La poliomielitis le afectó la pierna derecha y le dejó como secuela un padecimiento de anemia. Pero la escasa movilidad no ha detenido su ruta. Contagia con su optimismo y minimiza los obstáculos. “Esos días en los que mis padres salían a trabajar mi hermana Juana Francisca me cuidaba con amor, ella me enseñó que una discapacidad no determina la distancia que puedo recorrer”, rememora con nostalgia. Con ese ímpetu y apoyo familiar decide estudiar y se graduó de bachiller.

“Algunas cosas no salen tan bien cuando eres madre soltera. Una etapa de mi vida fue complicada, frustrante y hasta aterradora. Como no tenía trabajo vendía empanadas, pastelitos y croquetas en el barrio. Mi hijo me acompañaba cuando terminaba la escuela porque quiero que aprenda el valor del trabajo honesto. Muchas noches llegué a acostarme solo con un vaso de agua de azúcar en el estómago, porque un plátano que conseguía se lo dejaba a Luis. Yo sé lo que es pasar hambre y sé perfectamente lo que es ver a tu hijo con hambre, eso es aún peor”, recuerda sin poder contener el llanto.

El silencio agudiza un nudo en su garganta, respira profundo, y con una perfecta dicción explica que por año y medio trabajó en un supermercado, pero fue suspendida porque sus labores correspondían a un programa que apoya personas con alguna discapacidad y el tiempo era limitado. “Ahí tuve la oportunidad de hacer un curso de pastelería en Infotep. Mi hijo me acompañaba a las clases para no dejarlo solo, ahora le gusta la cocina, ayuda a cortar  las galletas y me da consejos de seguridad”, se enorgullece al contarlo.

Una obra solidaria

Un caldero reposa sobre el fuego, es día de cocina. “Este anafe es prestado, mi estufa está dañada”, aclara mientras trabaja en un pequeño y caluroso espacio.
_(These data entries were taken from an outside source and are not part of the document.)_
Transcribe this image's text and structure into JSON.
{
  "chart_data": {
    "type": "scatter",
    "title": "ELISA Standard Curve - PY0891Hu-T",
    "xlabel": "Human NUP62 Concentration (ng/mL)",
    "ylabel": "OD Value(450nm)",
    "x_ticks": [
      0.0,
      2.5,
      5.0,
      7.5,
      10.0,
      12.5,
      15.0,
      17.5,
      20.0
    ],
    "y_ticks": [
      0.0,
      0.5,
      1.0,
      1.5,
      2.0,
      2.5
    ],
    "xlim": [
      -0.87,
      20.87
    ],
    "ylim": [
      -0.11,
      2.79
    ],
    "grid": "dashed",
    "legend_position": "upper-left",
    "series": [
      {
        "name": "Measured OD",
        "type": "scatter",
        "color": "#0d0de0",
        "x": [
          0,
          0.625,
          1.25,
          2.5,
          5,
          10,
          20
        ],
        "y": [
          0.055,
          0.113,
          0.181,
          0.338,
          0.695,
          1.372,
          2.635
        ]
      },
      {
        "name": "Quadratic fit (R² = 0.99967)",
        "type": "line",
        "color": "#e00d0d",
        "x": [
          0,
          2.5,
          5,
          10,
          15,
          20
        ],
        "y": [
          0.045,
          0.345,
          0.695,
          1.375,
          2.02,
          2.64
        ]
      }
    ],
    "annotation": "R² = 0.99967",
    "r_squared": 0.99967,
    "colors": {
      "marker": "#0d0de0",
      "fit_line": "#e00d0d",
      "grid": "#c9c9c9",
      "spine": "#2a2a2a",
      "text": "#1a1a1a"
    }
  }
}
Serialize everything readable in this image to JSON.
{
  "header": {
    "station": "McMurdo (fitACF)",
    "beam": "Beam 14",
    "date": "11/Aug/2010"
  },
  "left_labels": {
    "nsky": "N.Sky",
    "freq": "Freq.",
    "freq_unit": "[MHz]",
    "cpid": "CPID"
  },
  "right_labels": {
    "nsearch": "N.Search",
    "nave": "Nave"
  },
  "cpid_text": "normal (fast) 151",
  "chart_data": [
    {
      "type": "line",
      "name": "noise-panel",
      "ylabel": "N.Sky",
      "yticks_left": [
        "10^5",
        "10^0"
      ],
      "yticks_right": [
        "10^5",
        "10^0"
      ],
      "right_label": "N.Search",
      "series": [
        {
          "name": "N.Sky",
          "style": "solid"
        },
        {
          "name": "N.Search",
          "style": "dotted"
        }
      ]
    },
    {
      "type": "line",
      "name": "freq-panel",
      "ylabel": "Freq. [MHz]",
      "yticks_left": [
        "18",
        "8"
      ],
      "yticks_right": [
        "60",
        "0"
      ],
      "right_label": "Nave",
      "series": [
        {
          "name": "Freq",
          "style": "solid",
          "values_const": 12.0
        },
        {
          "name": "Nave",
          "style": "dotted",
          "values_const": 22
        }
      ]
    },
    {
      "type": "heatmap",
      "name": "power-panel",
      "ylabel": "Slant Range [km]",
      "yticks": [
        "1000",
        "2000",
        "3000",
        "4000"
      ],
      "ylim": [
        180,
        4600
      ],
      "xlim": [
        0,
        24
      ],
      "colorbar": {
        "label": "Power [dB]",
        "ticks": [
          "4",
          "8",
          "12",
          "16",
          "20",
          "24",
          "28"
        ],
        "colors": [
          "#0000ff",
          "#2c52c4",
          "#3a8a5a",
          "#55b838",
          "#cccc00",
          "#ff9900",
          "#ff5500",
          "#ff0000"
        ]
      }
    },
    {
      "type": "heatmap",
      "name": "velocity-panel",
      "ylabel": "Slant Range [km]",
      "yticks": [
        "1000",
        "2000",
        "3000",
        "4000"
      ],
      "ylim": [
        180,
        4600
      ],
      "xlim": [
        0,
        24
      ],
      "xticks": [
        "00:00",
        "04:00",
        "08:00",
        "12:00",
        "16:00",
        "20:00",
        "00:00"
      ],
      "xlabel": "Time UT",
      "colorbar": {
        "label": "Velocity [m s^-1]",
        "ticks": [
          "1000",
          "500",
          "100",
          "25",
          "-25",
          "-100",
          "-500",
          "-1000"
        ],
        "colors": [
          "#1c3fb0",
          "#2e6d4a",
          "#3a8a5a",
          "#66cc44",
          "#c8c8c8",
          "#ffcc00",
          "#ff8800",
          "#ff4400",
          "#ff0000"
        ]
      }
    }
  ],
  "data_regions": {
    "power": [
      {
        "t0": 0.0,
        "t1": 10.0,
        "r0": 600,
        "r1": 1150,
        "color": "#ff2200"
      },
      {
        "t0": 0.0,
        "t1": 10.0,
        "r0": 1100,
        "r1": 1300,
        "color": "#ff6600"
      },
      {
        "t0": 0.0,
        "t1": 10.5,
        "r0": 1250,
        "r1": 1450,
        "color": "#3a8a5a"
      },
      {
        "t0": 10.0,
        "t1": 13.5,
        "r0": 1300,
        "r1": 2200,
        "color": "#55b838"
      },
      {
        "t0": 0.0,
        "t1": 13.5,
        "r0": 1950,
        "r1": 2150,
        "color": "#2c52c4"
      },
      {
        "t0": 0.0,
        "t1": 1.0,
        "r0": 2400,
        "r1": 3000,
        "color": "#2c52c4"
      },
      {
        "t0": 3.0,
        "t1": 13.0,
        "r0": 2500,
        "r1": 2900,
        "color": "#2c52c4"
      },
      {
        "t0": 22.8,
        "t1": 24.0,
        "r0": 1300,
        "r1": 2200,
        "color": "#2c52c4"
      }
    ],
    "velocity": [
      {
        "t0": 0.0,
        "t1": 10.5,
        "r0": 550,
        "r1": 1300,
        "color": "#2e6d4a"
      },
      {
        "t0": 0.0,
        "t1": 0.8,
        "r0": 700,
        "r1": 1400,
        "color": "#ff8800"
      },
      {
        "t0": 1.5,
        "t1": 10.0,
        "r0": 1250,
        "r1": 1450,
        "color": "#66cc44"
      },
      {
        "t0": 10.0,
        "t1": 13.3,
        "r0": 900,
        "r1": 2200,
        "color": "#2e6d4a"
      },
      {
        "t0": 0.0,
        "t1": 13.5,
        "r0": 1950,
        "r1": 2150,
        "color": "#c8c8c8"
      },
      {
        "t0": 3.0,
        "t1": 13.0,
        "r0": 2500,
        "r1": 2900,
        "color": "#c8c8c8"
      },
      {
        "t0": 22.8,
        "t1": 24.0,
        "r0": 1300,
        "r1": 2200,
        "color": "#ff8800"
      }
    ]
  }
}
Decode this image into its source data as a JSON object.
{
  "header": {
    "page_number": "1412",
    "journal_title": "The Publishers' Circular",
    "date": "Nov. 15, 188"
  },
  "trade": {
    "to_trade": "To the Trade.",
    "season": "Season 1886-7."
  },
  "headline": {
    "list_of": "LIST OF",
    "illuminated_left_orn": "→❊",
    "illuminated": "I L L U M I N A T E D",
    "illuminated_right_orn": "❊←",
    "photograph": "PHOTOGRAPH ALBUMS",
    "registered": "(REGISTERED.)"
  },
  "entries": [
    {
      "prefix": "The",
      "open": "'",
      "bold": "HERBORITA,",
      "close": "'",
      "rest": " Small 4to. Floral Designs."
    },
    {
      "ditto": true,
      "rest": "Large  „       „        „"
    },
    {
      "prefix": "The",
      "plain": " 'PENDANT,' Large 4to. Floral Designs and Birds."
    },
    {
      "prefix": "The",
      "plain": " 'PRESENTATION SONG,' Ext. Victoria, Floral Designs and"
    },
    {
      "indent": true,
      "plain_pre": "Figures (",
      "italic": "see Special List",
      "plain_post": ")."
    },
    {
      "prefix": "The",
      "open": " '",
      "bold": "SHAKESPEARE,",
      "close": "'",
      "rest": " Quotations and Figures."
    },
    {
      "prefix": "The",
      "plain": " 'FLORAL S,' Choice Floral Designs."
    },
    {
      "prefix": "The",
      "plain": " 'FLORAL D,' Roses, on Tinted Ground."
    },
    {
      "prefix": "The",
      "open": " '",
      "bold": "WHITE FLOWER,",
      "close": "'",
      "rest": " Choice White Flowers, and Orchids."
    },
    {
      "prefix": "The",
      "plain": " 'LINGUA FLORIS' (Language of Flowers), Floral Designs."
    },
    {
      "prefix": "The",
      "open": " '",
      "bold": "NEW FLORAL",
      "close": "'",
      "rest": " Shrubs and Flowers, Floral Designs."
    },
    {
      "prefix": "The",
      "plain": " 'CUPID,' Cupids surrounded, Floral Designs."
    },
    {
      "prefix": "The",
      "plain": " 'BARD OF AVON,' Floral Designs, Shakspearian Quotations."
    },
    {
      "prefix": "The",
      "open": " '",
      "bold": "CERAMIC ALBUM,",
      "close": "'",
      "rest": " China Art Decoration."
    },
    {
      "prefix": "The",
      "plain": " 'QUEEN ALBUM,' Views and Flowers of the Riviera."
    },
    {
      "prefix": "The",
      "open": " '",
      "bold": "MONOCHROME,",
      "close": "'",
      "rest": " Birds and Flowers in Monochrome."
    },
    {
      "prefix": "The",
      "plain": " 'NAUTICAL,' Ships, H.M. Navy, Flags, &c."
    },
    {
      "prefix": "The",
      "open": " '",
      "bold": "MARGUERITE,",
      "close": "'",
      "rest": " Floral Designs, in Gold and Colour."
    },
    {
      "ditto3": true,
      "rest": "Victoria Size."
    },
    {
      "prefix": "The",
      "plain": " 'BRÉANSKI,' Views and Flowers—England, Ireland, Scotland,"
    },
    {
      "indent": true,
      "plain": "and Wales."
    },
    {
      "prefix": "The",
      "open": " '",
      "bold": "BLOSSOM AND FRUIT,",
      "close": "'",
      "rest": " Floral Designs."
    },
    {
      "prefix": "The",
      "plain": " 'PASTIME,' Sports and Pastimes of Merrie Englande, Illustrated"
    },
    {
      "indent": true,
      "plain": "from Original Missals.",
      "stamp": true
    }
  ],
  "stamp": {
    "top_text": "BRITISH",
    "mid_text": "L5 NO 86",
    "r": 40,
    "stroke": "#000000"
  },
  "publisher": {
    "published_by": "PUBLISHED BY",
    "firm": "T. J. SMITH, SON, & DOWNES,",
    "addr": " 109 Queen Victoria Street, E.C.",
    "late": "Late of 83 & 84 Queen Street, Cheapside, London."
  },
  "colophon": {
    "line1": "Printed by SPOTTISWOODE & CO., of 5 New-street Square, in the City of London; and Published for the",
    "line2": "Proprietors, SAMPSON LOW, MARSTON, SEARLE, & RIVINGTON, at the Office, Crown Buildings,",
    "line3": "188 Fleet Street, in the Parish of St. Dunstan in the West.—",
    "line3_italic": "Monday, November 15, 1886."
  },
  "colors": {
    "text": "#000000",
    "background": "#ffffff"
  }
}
Juana ha dado vida a una obra que marca una auténtica huella solidaria en la cuarentena: Distribuye alimentos a los agentes de la policía que verifican el cumplimiento del llamado a toque de queda, y a algunos indigentes que caminan por el sector.

“Trabajaba en una heladería cuando se agudizó la pandemia, además hacia bizcochos y picadera por encargo. Mis labores se pusieron en pausa, pero yo tenía un deseo inmenso de ayudar a otros, no sabía cómo, ni tenia recursos para hacerlo. Pedí a Dios iluminación y conversando con una amiga se me ocurrió utilizar un trigo que había guardado para hacer algunos quipes y croquetas, compré platos y salí a repartirlos con una mascarilla, desafiando el temor de que me apresaran, o que me contagiara del virus”.

Esa noche junto a su vecino Julio César, donó 120 raciones de comida, y desde entonces no se ha detenido. “Dios provee, no ha faltado alimento. Para mi sorpresa otras personas se han unido a la causa”. Sin proponérselo, Juana se ha convertido en ‘el ángel de la cuarentena’ y decenas de moradores de la zona la esperan para saciar su hambre.

¿Y cuando termine la cuarentena?

 “Espero volver a mi trabajo en la heladería, inscribirme en un curso de picadera salada en Infotep porque mi deseo es instalar una pequeña panadería. Voy a seguir ayudando a los que me necesiten, poco a poco con lo que consiga. Dios me mostrará el camino. Trabajaré sin descanso y con honestidad para que  mi hijo, mis padres y mi hermana, se sientan orgullosos, esa mi mayor ilusión. Me esfuerzo para que Luis vea que no hay limitación que te detenga cuando tienes a Dios en el corazón”, concluye esta madre, un verdadero ejemplo de valentía y amor.